Sizi gidi itler! Sizi gidi sokak serserileri sizi. Siz kendinizi ne sanıyorsunuz lan! Kabadayı mısnız mafya mısınız?
Çoluk-çocuk, kadın-kız, genç-yaşlı demeden salyalı ağızlarınızla “b”enim insanıma havlama, hırlama, ısırıp parçalama lime lime etme hakkını size kim verdi lan? Siz bu memleketi sahipsiz mi sansınız Allah’ın kudurukları. 
İşte benim reisim. Halkını üzeni, düzeni rahatsız edenin kalemini böyle kırar. Biz insan paralamayı sizden öğrenecek değiliz. Bizimde bu konuda kendimize göre tecrübelerimiz var elbette. Siz onun üç beş hayvan sever geçinen entel-dantelin şamatalarına pabuç bırakacağını mı sandınız? Hem 4 milyon köpeği öldürmeyecektikte, besleyecek miydik? Tabi küfe sizin sırtınızda değil, size göre hava hoş. Hesap kitap yapmak zorunda olan siz değilsiniz.
Sevgili dostlar, “izahı olmayan şeylerin mizahı olur” öz deyişi ile ve kara mizah yaparak başladım bu ayki sohbete. Konu malum birkaç aydır ülke gündemini özellikle de sahipsiz başıboş sokak hayvanlarının da bir can taşıdığını yaşama hakları olduğuna inan hayvanseverlerin ahları, vahları feryat ve figanları ve protestolarına rağmen merhamet ve vicdan duygularını yitirmiş, yukarıdan gelen emre kayıtsız şartsız biyad eden seçilmişler tarafından adı kamuoyunda "katliam yasası" na çıkan kanun mecliste alkışlarla kabul edildi ve sokak köpeklerinin öldürülebileceğinin yolunu açan yasanın kabulünde emeği geçenlerde, bu yasayı çıkarma emrini veren tarafından hem kutlandı, hem de kutsandı.
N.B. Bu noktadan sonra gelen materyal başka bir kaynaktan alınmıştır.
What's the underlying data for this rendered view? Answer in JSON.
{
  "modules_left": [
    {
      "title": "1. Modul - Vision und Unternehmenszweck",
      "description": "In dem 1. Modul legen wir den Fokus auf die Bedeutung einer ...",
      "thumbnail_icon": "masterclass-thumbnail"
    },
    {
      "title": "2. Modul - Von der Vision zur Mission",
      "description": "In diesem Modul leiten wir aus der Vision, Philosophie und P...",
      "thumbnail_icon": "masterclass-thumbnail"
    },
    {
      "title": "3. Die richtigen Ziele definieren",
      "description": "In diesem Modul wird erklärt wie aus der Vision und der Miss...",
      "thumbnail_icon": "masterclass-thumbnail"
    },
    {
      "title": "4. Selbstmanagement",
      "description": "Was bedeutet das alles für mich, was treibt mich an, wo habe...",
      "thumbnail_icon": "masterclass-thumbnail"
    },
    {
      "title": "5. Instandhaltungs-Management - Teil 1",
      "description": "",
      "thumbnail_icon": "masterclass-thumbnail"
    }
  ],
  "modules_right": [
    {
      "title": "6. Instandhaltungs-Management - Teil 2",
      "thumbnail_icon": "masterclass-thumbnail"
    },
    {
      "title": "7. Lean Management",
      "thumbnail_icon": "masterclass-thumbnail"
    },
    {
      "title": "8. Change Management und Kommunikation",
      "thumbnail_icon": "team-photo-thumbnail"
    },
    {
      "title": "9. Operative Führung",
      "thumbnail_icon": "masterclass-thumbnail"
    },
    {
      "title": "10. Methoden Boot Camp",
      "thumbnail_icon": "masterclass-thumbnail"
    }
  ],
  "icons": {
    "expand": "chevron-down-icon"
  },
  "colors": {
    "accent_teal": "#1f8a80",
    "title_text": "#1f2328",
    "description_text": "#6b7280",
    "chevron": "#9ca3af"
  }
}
Sokak hayvanlarını öldürmeden de sorunun nasıl çözümlenebileceği, bu işin ilmini yapmış ve bu sorunun çzümüne gönül vermiş insanlar tarafından günlerce anlatıldı.
KISIRLAŞTIR – AŞILA VE YERİNDE YAŞAT formülü insana ( şehide ) kelle diyenler tafandan uygun görülmemiş olacak ki tercihlerini onları öldürmekten yana kullandılar. 
Yeri geldikçe kullandığım bir söz vardır (her dişi kadın olmadığı gibi her doğuran da anne değildir).
Annelik, insan kisvesi altındaki bir çok doğuranın bile farkında olamadığı bir ayrıcalık ve kutsallık, sadece çok özel doğuranlara bahşedilen bir harkuladeliktir. Meclis oylamasında gördük ki köpeklerin öldürülmesi doğrultusunda oy kullanan bir çok doğurganın ( onlara anne demeyi zul sayıyorum) annelik konusunda öldürme emrini verdiklerinden alacakları çok büyük dersler var. Ne acıdır ki çocuk sahibi bir çok kadın sadece ve sadece siyasi ikbal uğruna bu katliam için gözlerini ve vicdanlarını karartıp el kaldırarark “ÖLDÜREBİLİRSİNİZ” dediler. Lafa gelince "Allah’ın verdiği canı sadece Allah alır" sözünü dillerinden düşürmeyen çoğaltanlar, köpekleri sanki başka bir tanrı yaratmışçasına öldürülebileceklerine karar verdiler. Şimdi onlara “ hiç mi Allah korkunuz yok” desem, hepsi “haşaa” diyecekler. O zaman anlaşılıyor ki siz inandığınız tanrıdan daha çok bu yasanın çıkmasında ısrar edenden korkuyorsunuz. 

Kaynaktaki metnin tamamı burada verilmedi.